Tanpa sadar, Adira tersenyum. Ragana yang memang ramah pada siapa pun, tampak jauh lebih baik saat bergabung bersama anak-anak. Tawa dari para makhluk kecil itu menjadi penghibur di antara banyaknya masalah yang tercipta di masa dewasa. Adira juga menyukai anak-anak, tapi dia tidak seluwes Ragana yang bisa membuat mereka sangat lengket.
“Tante, Tante pacarnya Om Raga, ya?” Tiba-tiba saja, Tarania muncul. Gadis kecil dalam balutan gaun ala peri itu menarik keliman gaun Adira sambil menatapnya berbinar-binar. Ah, ini juga menjadi alasan kenapa Adira sangat menyukai anak-anak. Mereka masih sangat polos, dengan pemikiran lugu yang menggemaskan.
“Halo, kamu Tarania, kan? Salam kenal, ya.” Adira agak menunduk, mensejajarkan tubuhnya dengan tinggi Tarania.
“Halo juga, Tante.” Barangkali malu karena bersikap ceroboh, Tarania menggoyang-goyangkan tubuhnya. “Aku baru lihat Tante. Om Raga belum pernah bawa pacar.”
Adira tersenyum kecil. Dari mana Tarania mengetahui tentang kata tersebut? Apakah dia tahu apa maksud dari pacar?
“Tante temannya Om Raga. Bukan pacar. Memangnya kamu tahu pacar itu apa?” tanya Adira, yang langsung mendapat anggukan mantap dari Tarania.
“Tahu! Kalau Om Raga suka sama perempuan, berarti itu pacar. Kalau enggak suka, berarti hanya teman. Berarti Om Raga enggak suka sama Tante, ya?”
“Nia!” Panggilan dari seorang wanita cantik yang kira-kira usianya di pertengahan 30-an, seketika membuat Adira dan Tarania berpaling.
“Mama!” Dengan gembira, Tarania memeluk pinggang wanita itu, sementara Adira menegapkan tubuh, tersenyum untuk menyapa wanita yang dipanggil Mama oleh Tarania.
“Kamu … Adira?” Wanita itu menelisik penampilan Adira dari bawah ke atas, seolah-olah menilai sosok yang dibawa oleh sang adik.
“Iya, saya Adira—”
“Sarah. Panggil aja Kak Sarah, seperti Raga.” Sarah langsung memperkenalkan diri.
“Ah, iya. Kak Sarah.” Diam-diam, Adira memindai Sarah. Wanita itu tampil elegan meski tidak berlebihan. Kalau dilihat baik-baik, dia dan Ragana memiliki kemiripan di mata dan senyum. Hanya saja, kalau Ragana berkulit terang, maka Sarah satu tingkat di bawahnya.
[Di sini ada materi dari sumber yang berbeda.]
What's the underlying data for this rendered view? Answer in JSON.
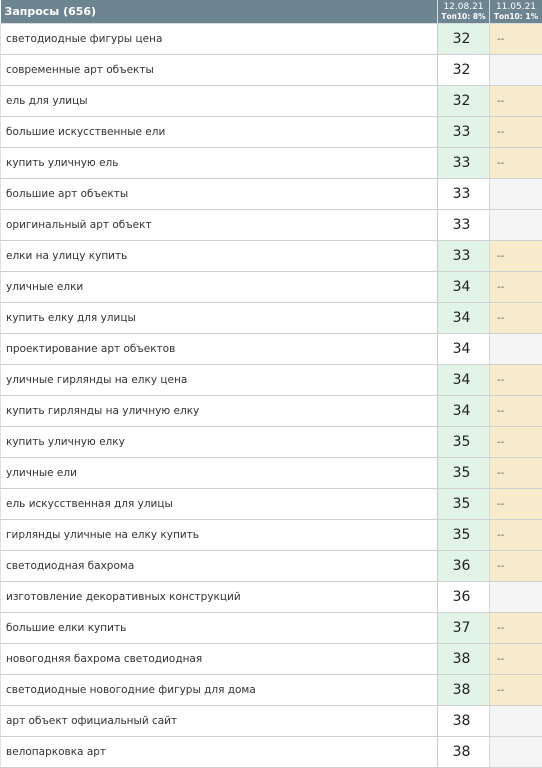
{
  "header": {
    "queries_label": "Запросы (656)",
    "col1_date": "12.08.21",
    "col1_sub": "Топ10: 8%",
    "col2_date": "11.05.21",
    "col2_sub": "Топ10: 1%"
  },
  "colors": {
    "header_bg": "#6d8491",
    "position_highlight": "#e2f4e8",
    "old_highlight": "#f7ebcd",
    "old_empty": "#f5f5f5"
  },
  "rows": [
    {
      "query": "светодиодные фигуры цена",
      "pos": "32",
      "old": "--"
    },
    {
      "query": "современные арт объекты",
      "pos": "32",
      "old": ""
    },
    {
      "query": "ель для улицы",
      "pos": "32",
      "old": "--"
    },
    {
      "query": "большие искусственные ели",
      "pos": "33",
      "old": "--"
    },
    {
      "query": "купить уличную ель",
      "pos": "33",
      "old": "--"
    },
    {
      "query": "большие арт объекты",
      "pos": "33",
      "old": ""
    },
    {
      "query": "оригинальный арт объект",
      "pos": "33",
      "old": ""
    },
    {
      "query": "елки на улицу купить",
      "pos": "33",
      "old": "--"
    },
    {
      "query": "уличные елки",
      "pos": "34",
      "old": "--"
    },
    {
      "query": "купить елку для улицы",
      "pos": "34",
      "old": "--"
    },
    {
      "query": "проектирование арт объектов",
      "pos": "34",
      "old": ""
    },
    {
      "query": "уличные гирлянды на елку цена",
      "pos": "34",
      "old": "--"
    },
    {
      "query": "купить гирлянды на уличную елку",
      "pos": "34",
      "old": "--"
    },
    {
      "query": "купить уличную елку",
      "pos": "35",
      "old": "--"
    },
    {
      "query": "уличные ели",
      "pos": "35",
      "old": "--"
    },
    {
      "query": "ель искусственная для улицы",
      "pos": "35",
      "old": "--"
    },
    {
      "query": "гирлянды уличные на елку купить",
      "pos": "35",
      "old": "--"
    },
    {
      "query": "светодиодная бахрома",
      "pos": "36",
      "old": "--"
    },
    {
      "query": "изготовление декоративных конструкций",
      "pos": "36",
      "old": ""
    },
    {
      "query": "большие елки купить",
      "pos": "37",
      "old": "--"
    },
    {
      "query": "новогодняя бахрома светодиодная",
      "pos": "38",
      "old": "--"
    },
    {
      "query": "светодиодные новогодние фигуры для дома",
      "pos": "38",
      "old": "--"
    },
    {
      "query": "арт объект официальный сайт",
      "pos": "38",
      "old": ""
    },
    {
      "query": "велопарковка арт",
      "pos": "38",
      "old": ""
    }
  ]
}
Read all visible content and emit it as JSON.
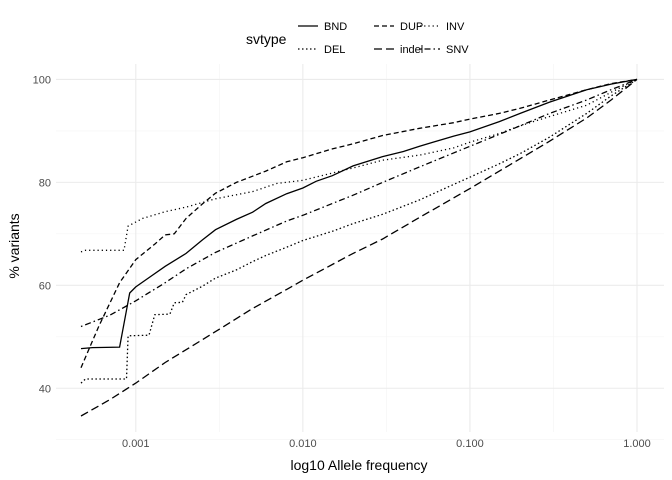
{
  "chart_data": {
    "type": "line",
    "title": "",
    "xlabel": "log10 Allele frequency",
    "ylabel": "% variants",
    "x_scale": "log10",
    "xlim": [
      0.00047,
      1.0
    ],
    "ylim": [
      31.5,
      103
    ],
    "x_ticks": [
      {
        "value": 0.001,
        "label": "0.001"
      },
      {
        "value": 0.01,
        "label": "0.010"
      },
      {
        "value": 0.1,
        "label": "0.100"
      },
      {
        "value": 1.0,
        "label": "1.000"
      }
    ],
    "y_ticks": [
      {
        "value": 40,
        "label": "40"
      },
      {
        "value": 60,
        "label": "60"
      },
      {
        "value": 80,
        "label": "80"
      },
      {
        "value": 100,
        "label": "100"
      }
    ],
    "grid": true,
    "legend": {
      "title": "svtype",
      "position": "top"
    },
    "series": [
      {
        "name": "BND",
        "dash": "solid",
        "points": [
          [
            0.00047,
            47.7
          ],
          [
            0.00055,
            47.9
          ],
          [
            0.0008,
            48.0
          ],
          [
            0.00092,
            58.5
          ],
          [
            0.001,
            59.7
          ],
          [
            0.0012,
            61.5
          ],
          [
            0.0015,
            63.7
          ],
          [
            0.002,
            66.2
          ],
          [
            0.0025,
            68.8
          ],
          [
            0.003,
            70.8
          ],
          [
            0.004,
            72.8
          ],
          [
            0.005,
            74.2
          ],
          [
            0.006,
            75.9
          ],
          [
            0.008,
            77.8
          ],
          [
            0.01,
            78.9
          ],
          [
            0.012,
            80.2
          ],
          [
            0.015,
            81.3
          ],
          [
            0.02,
            83.2
          ],
          [
            0.03,
            85.0
          ],
          [
            0.04,
            86.0
          ],
          [
            0.05,
            87.0
          ],
          [
            0.06,
            87.8
          ],
          [
            0.08,
            89.0
          ],
          [
            0.1,
            89.8
          ],
          [
            0.15,
            91.8
          ],
          [
            0.2,
            93.4
          ],
          [
            0.3,
            95.6
          ],
          [
            0.5,
            98.0
          ],
          [
            0.7,
            99.1
          ],
          [
            1.0,
            100.0
          ]
        ]
      },
      {
        "name": "DEL",
        "dash": "dotted",
        "points": [
          [
            0.00047,
            41.0
          ],
          [
            0.0005,
            41.8
          ],
          [
            0.00088,
            41.8
          ],
          [
            0.0009,
            50.2
          ],
          [
            0.0012,
            50.3
          ],
          [
            0.0013,
            54.3
          ],
          [
            0.0016,
            54.4
          ],
          [
            0.0017,
            56.6
          ],
          [
            0.0019,
            56.7
          ],
          [
            0.002,
            58.2
          ],
          [
            0.0025,
            59.8
          ],
          [
            0.003,
            61.4
          ],
          [
            0.004,
            63.0
          ],
          [
            0.005,
            64.6
          ],
          [
            0.006,
            65.8
          ],
          [
            0.008,
            67.4
          ],
          [
            0.01,
            68.7
          ],
          [
            0.015,
            70.5
          ],
          [
            0.02,
            72.0
          ],
          [
            0.03,
            73.8
          ],
          [
            0.05,
            76.6
          ],
          [
            0.08,
            79.6
          ],
          [
            0.1,
            81.0
          ],
          [
            0.15,
            83.6
          ],
          [
            0.2,
            85.6
          ],
          [
            0.3,
            88.8
          ],
          [
            0.5,
            93.4
          ],
          [
            0.7,
            96.8
          ],
          [
            1.0,
            100.0
          ]
        ]
      },
      {
        "name": "DUP",
        "dash": "dashed",
        "points": [
          [
            0.00047,
            44.0
          ],
          [
            0.0006,
            52.0
          ],
          [
            0.0008,
            60.5
          ],
          [
            0.001,
            65.0
          ],
          [
            0.0013,
            68.0
          ],
          [
            0.0015,
            69.8
          ],
          [
            0.0017,
            70.0
          ],
          [
            0.002,
            73.0
          ],
          [
            0.0025,
            75.8
          ],
          [
            0.003,
            77.9
          ],
          [
            0.004,
            80.0
          ],
          [
            0.005,
            81.2
          ],
          [
            0.006,
            82.2
          ],
          [
            0.008,
            84.0
          ],
          [
            0.01,
            84.8
          ],
          [
            0.015,
            86.5
          ],
          [
            0.02,
            87.5
          ],
          [
            0.03,
            89.1
          ],
          [
            0.05,
            90.5
          ],
          [
            0.08,
            91.6
          ],
          [
            0.1,
            92.3
          ],
          [
            0.15,
            93.4
          ],
          [
            0.2,
            94.4
          ],
          [
            0.3,
            96.0
          ],
          [
            0.5,
            98.0
          ],
          [
            0.7,
            99.2
          ],
          [
            1.0,
            100.0
          ]
        ]
      },
      {
        "name": "indel",
        "dash": "longdash",
        "points": [
          [
            0.00047,
            34.6
          ],
          [
            0.0007,
            37.8
          ],
          [
            0.001,
            41.0
          ],
          [
            0.0015,
            45.0
          ],
          [
            0.002,
            47.5
          ],
          [
            0.003,
            51.0
          ],
          [
            0.005,
            55.5
          ],
          [
            0.008,
            59.2
          ],
          [
            0.01,
            61.0
          ],
          [
            0.02,
            66.2
          ],
          [
            0.03,
            69.0
          ],
          [
            0.05,
            73.2
          ],
          [
            0.1,
            78.8
          ],
          [
            0.2,
            84.6
          ],
          [
            0.3,
            88.0
          ],
          [
            0.5,
            92.5
          ],
          [
            0.7,
            96.0
          ],
          [
            1.0,
            100.0
          ]
        ]
      },
      {
        "name": "INV",
        "dash": "fine-dotted",
        "points": [
          [
            0.00047,
            66.5
          ],
          [
            0.0005,
            66.8
          ],
          [
            0.00085,
            66.8
          ],
          [
            0.0009,
            71.5
          ],
          [
            0.0011,
            73.0
          ],
          [
            0.0015,
            74.3
          ],
          [
            0.002,
            75.2
          ],
          [
            0.003,
            76.8
          ],
          [
            0.005,
            78.2
          ],
          [
            0.007,
            79.8
          ],
          [
            0.01,
            80.4
          ],
          [
            0.015,
            81.8
          ],
          [
            0.02,
            82.8
          ],
          [
            0.03,
            84.3
          ],
          [
            0.05,
            85.3
          ],
          [
            0.08,
            86.7
          ],
          [
            0.1,
            87.8
          ],
          [
            0.15,
            89.5
          ],
          [
            0.2,
            91.0
          ],
          [
            0.3,
            92.8
          ],
          [
            0.5,
            95.0
          ],
          [
            0.7,
            97.5
          ],
          [
            1.0,
            100.0
          ]
        ]
      },
      {
        "name": "SNV",
        "dash": "dotdash",
        "points": [
          [
            0.00047,
            52.0
          ],
          [
            0.0007,
            54.2
          ],
          [
            0.001,
            57.0
          ],
          [
            0.0015,
            60.5
          ],
          [
            0.002,
            63.2
          ],
          [
            0.003,
            66.4
          ],
          [
            0.005,
            69.6
          ],
          [
            0.008,
            72.5
          ],
          [
            0.01,
            73.6
          ],
          [
            0.02,
            77.5
          ],
          [
            0.03,
            80.0
          ],
          [
            0.05,
            83.0
          ],
          [
            0.1,
            87.0
          ],
          [
            0.2,
            91.0
          ],
          [
            0.3,
            93.4
          ],
          [
            0.5,
            96.0
          ],
          [
            0.7,
            98.0
          ],
          [
            1.0,
            100.0
          ]
        ]
      }
    ]
  }
}
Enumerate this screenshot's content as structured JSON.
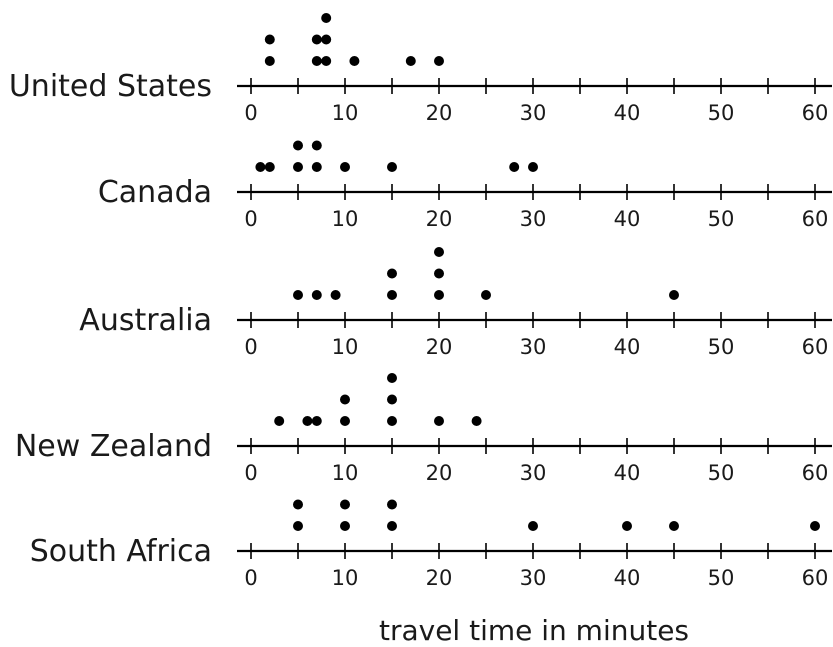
{
  "chart_data": {
    "type": "scatter",
    "subtype": "dot-plot",
    "xlabel": "travel time in minutes",
    "xlim": [
      0,
      60
    ],
    "xticks": [
      0,
      10,
      20,
      30,
      40,
      50,
      60
    ],
    "minor_tick_step": 5,
    "dot_color": "#000000",
    "axis_color": "#000000",
    "rows": [
      {
        "name": "United States",
        "values": [
          2,
          2,
          7,
          7,
          8,
          8,
          8,
          11,
          17,
          20
        ]
      },
      {
        "name": "Canada",
        "values": [
          1,
          2,
          5,
          5,
          7,
          7,
          10,
          15,
          28,
          30
        ]
      },
      {
        "name": "Australia",
        "values": [
          5,
          7,
          9,
          15,
          15,
          20,
          20,
          20,
          25,
          45
        ]
      },
      {
        "name": "New Zealand",
        "values": [
          3,
          6,
          7,
          10,
          10,
          15,
          15,
          15,
          20,
          24
        ]
      },
      {
        "name": "South Africa",
        "values": [
          5,
          5,
          10,
          10,
          15,
          15,
          30,
          40,
          45,
          60
        ]
      }
    ]
  }
}
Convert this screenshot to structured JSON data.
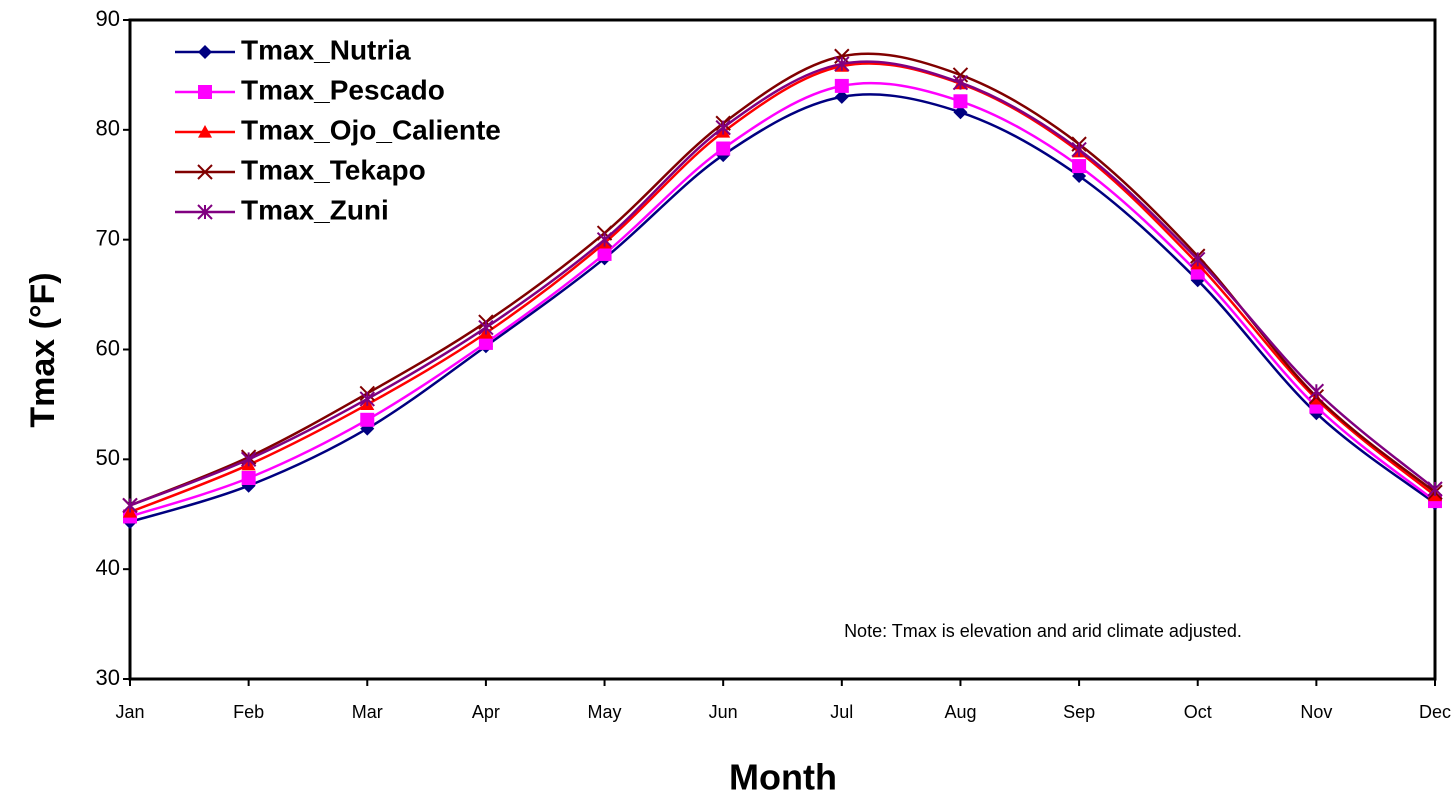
{
  "chart_data": {
    "type": "line",
    "title": null,
    "x_label": "Month",
    "y_label": "Tmax (°F)",
    "annotation": "Note: Tmax is elevation and arid climate adjusted.",
    "categories": [
      "Jan",
      "Feb",
      "Mar",
      "Apr",
      "May",
      "Jun",
      "Jul",
      "Aug",
      "Sep",
      "Oct",
      "Nov",
      "Dec"
    ],
    "series": [
      {
        "name": "Tmax_Nutria",
        "color": "#000080",
        "marker": "diamond",
        "values": [
          44.3,
          47.6,
          52.8,
          60.3,
          68.3,
          77.7,
          83.0,
          81.6,
          75.8,
          66.3,
          54.2,
          46.0
        ]
      },
      {
        "name": "Tmax_Pescado",
        "color": "#FF00FF",
        "marker": "square",
        "values": [
          44.8,
          48.3,
          53.6,
          60.6,
          68.7,
          78.3,
          84.0,
          82.6,
          76.7,
          67.0,
          54.8,
          46.2
        ]
      },
      {
        "name": "Tmax_Ojo_Caliente",
        "color": "#FF0000",
        "marker": "triangle",
        "values": [
          45.2,
          49.5,
          55.0,
          61.5,
          69.7,
          79.8,
          85.8,
          84.2,
          78.0,
          67.8,
          55.5,
          46.7
        ]
      },
      {
        "name": "Tmax_Tekapo",
        "color": "#800000",
        "marker": "x",
        "values": [
          45.8,
          50.2,
          56.0,
          62.5,
          70.6,
          80.6,
          86.7,
          85.0,
          78.7,
          68.5,
          55.7,
          47.0
        ]
      },
      {
        "name": "Tmax_Zuni",
        "color": "#800080",
        "marker": "star",
        "values": [
          45.8,
          50.0,
          55.5,
          62.0,
          70.0,
          80.2,
          86.0,
          84.3,
          78.2,
          68.2,
          56.2,
          47.3
        ]
      }
    ],
    "ylim": [
      30,
      90
    ],
    "yticks": [
      30,
      40,
      50,
      60,
      70,
      80,
      90
    ],
    "grid": false,
    "legend": "top-left",
    "smooth": true
  }
}
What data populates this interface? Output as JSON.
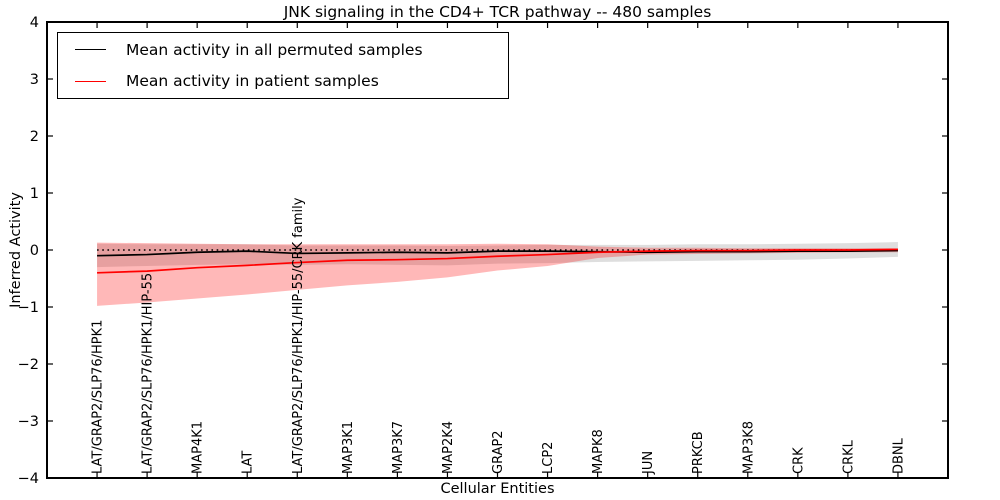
{
  "figure": {
    "title": "JNK signaling in the CD4+ TCR pathway -- 480 samples",
    "xlabel": "Cellular Entities",
    "ylabel": "Inferred Activity"
  },
  "chart_data": {
    "type": "line",
    "title": "JNK signaling in the CD4+ TCR pathway -- 480 samples",
    "xlabel": "Cellular Entities",
    "ylabel": "Inferred Activity",
    "ylim": [
      -4,
      4
    ],
    "y_ticks": [
      4,
      3,
      2,
      1,
      0,
      -1,
      -2,
      -3,
      -4
    ],
    "grid": false,
    "zero_line": 0,
    "legend_position": "upper left",
    "categories": [
      "LAT/GRAP2/SLP76/HPK1",
      "LAT/GRAP2/SLP76/HPK1/HIP-55",
      "MAP4K1",
      "LAT",
      "LAT/GRAP2/SLP76/HPK1/HIP-55/CRK family",
      "MAP3K1",
      "MAP3K7",
      "MAP2K4",
      "GRAP2",
      "LCP2",
      "MAPK8",
      "JUN",
      "PRKCB",
      "MAP3K8",
      "CRK",
      "CRKL",
      "DBNL"
    ],
    "series": [
      {
        "name": "Mean activity in all permuted samples",
        "color": "#000000",
        "band_color": "rgba(0,0,0,0.13)",
        "values": [
          -0.1,
          -0.08,
          -0.04,
          -0.02,
          -0.06,
          -0.05,
          -0.04,
          -0.05,
          -0.02,
          -0.02,
          -0.03,
          -0.04,
          -0.03,
          -0.03,
          -0.02,
          -0.02,
          -0.01
        ],
        "band_top": [
          0.11,
          0.1,
          0.1,
          0.1,
          0.08,
          0.08,
          0.08,
          0.07,
          0.08,
          0.09,
          0.09,
          0.09,
          0.1,
          0.1,
          0.11,
          0.12,
          0.14
        ],
        "band_bottom": [
          -0.3,
          -0.28,
          -0.26,
          -0.25,
          -0.26,
          -0.25,
          -0.26,
          -0.27,
          -0.24,
          -0.23,
          -0.21,
          -0.2,
          -0.19,
          -0.18,
          -0.17,
          -0.15,
          -0.12
        ]
      },
      {
        "name": "Mean activity in patient samples",
        "color": "#ff0000",
        "band_color": "rgba(255,0,0,0.28)",
        "values": [
          -0.4,
          -0.37,
          -0.31,
          -0.27,
          -0.22,
          -0.18,
          -0.17,
          -0.15,
          -0.11,
          -0.08,
          -0.04,
          -0.02,
          -0.01,
          -0.01,
          0.0,
          0.0,
          0.01
        ],
        "band_top": [
          0.13,
          0.12,
          0.11,
          0.1,
          0.1,
          0.1,
          0.1,
          0.1,
          0.11,
          0.1,
          0.06,
          0.04,
          0.04,
          0.03,
          0.03,
          0.03,
          0.03
        ],
        "band_bottom": [
          -0.98,
          -0.92,
          -0.85,
          -0.78,
          -0.7,
          -0.62,
          -0.56,
          -0.48,
          -0.36,
          -0.28,
          -0.14,
          -0.08,
          -0.07,
          -0.06,
          -0.05,
          -0.04,
          -0.04
        ]
      }
    ]
  },
  "legend": {
    "entries": [
      {
        "label": "Mean activity in all permuted samples",
        "color": "#000000"
      },
      {
        "label": "Mean activity in patient samples",
        "color": "#ff0000"
      }
    ]
  }
}
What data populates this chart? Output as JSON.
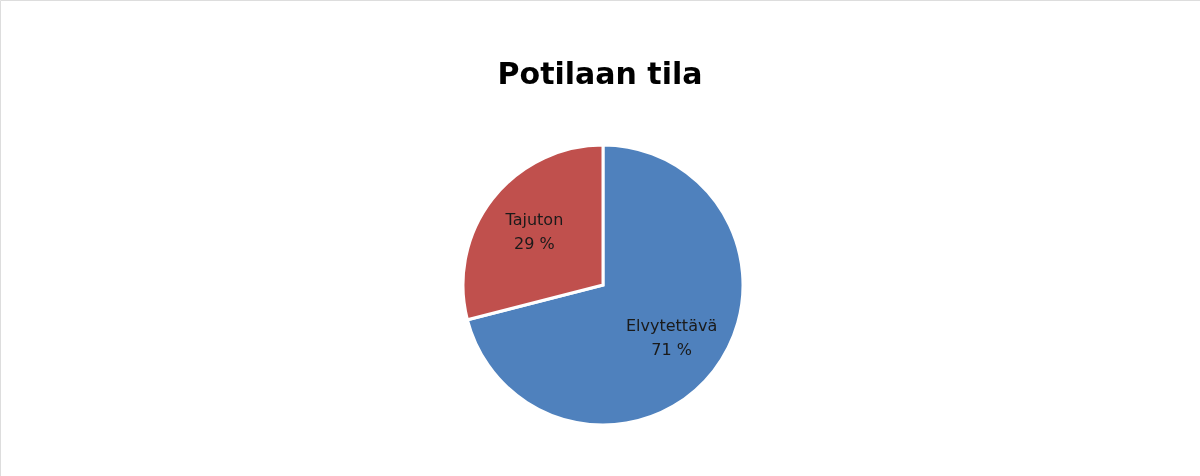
{
  "chart_data": {
    "type": "pie",
    "title": "Potilaan tila",
    "categories": [
      "Elvytettävä",
      "Tajuton"
    ],
    "values": [
      71,
      29
    ],
    "value_labels": [
      "71 %",
      "29 %"
    ],
    "colors": [
      "#4f81bd",
      "#c0504d"
    ],
    "legend": false
  }
}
Walaupun demikian, siapa pun akan terpikat pada senyum meneduhkan Sarah yang seolah-olah mengatakan kalau semuanya akan baik-baik saja.
“Maaf, ya, Adira. Raga masih diculik sama suami saya. Dia butuh bantuan, dan cuma ada Raga. Saya nggak bisa kalau urusan angkat-angkat barang gitu. Maklum, masih ngeri sama jahitan di perut abis caesar walaupun itu udah enam tahun lalu.” Tanpa perlu ditanya, Sarah sudah mengatakan kondisi yang terjadi. Spontan, Adira melirik ke arah posisi Ragana sebelumnya. Dan, benar saja. Laki-laki itu sudah hilang entah ke mana, menyisakan anak-anak yang bermain satu sama lain.
“Nggak apa-apa, Kak.” Mungkin Adira hanya akan kikuk karena tak terlalu mengenal orang-orang ini, sampai Ragana datang.
“Kakak pengin banget temenin kamu, tapi acara Nia harus segera dimulai. Jadi, sekali lagi maaf karena harus tinggalin kamu sendirian.” Ekspresi sesal yang ditunjukkan Sarah membuat Adira merasa tak enak. Dia langsung mengangguk, tak mempermasalahkan apabila Sarah meninggalkannya. Toh, kalaupun Sarah berada di sini, Adira tak bisa memastikan kalau dia akan nyaman.
“Saya tunggu Mas Raga aja, Kak,” ucap Adira.
“Kalau begitu, saya pamit, Adira. Nia, kamu ikut sama Mama. Nanti lagi main sama Tante Adira. Say bye dulu.” Sarah mengusap bahu Tarania yang polos.
“Bye, Tante!” Tarania melambai-lambaikan tangannya dengan senyum lebar, memperlihatkan gigi ompongnya di bagian depan.
“Bye, Nia.”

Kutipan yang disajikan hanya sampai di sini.